Experts suspected a link between their exhibit, stored in the New Zealand city of Christchurch, and an exhibit in Los Angeles after the Teece Museum digitized artifacts from its collection.
A small fragment, stored in New Zealand, is part of a set of bandages that were torn from the mummy of a certain Petosiris and went to travel around the world. Almost nothing is known about Petosiris except that his mother's name was Tetosiris.
Researchers report that the two parts of the canvas that came close to each other depict scenes and incantations from the Book of the Dead, including inscriptions in Egyptian hieratic script, dating back to 300 BC. Two pieces of cloth from New Zealand and the United States are missing a small piece, but when joined together, you can get images of butchers butchering an ox as an offering, as well as men carrying objects for the afterlife.
An enlarged view of a fragment of the Book of the Dead at the Getty Research Institute. Fragment in New Zealand fits in the torn edge from below
It is known that the canvas once belonged to Charles Augustus Murray, who was the British Consul General in Egypt from 1846 to 1863. It later became part of the collection of Sir Thomas Phillips (1883-1966). Then the exhibits were gradually sold at various auctions and ended up in many private and museum collections.
In earlier periods, the Egyptians left inscriptions and made images directly on the walls of the tomb, but in a later period they wrote on papyrus and cloth used to wrap bodies.
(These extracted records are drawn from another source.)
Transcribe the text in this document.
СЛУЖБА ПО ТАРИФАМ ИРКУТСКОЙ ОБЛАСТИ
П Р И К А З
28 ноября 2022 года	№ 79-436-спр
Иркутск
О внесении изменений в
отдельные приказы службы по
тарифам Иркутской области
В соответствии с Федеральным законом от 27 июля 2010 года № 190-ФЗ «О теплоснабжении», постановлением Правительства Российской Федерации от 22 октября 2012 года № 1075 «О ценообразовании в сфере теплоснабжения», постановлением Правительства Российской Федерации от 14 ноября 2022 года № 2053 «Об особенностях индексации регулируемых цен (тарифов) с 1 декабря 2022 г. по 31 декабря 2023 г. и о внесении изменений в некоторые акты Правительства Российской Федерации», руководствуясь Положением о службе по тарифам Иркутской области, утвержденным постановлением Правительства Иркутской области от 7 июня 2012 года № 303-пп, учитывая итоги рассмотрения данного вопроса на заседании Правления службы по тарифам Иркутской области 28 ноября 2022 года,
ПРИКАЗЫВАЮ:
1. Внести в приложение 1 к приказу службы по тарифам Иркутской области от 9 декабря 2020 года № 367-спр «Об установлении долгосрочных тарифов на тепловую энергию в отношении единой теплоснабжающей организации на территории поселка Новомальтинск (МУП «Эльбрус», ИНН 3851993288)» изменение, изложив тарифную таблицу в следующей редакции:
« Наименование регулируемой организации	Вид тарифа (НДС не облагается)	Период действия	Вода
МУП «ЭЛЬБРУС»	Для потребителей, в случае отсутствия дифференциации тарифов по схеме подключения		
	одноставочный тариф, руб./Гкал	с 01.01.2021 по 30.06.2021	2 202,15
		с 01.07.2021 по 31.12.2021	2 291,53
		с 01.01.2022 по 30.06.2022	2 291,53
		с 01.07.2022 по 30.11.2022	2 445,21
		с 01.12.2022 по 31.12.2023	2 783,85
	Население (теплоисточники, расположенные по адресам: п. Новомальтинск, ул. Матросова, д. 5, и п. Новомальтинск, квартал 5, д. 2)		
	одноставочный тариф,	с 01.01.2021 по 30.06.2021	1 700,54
“It's hard to write on such material. It takes a steady hand and a good pen, and this man has done an amazing job.”- Alison Griffith, associate professor of classical literature at the University of Canterbury.
In addition to butchers and servants with the afterlife, the canvas depicts four standard-bearers with symbols of the nomes (administrative units of Ancient Egypt), as well as a hawk, an ibis, a jackal, a burial boat with figures of the goddesses of Isis and Neptis on the sides, as well as a man pulling a sleigh with Anubis. A similar scene occurs at the beginning of a copy of the Book of the Dead on the Turin papyrus.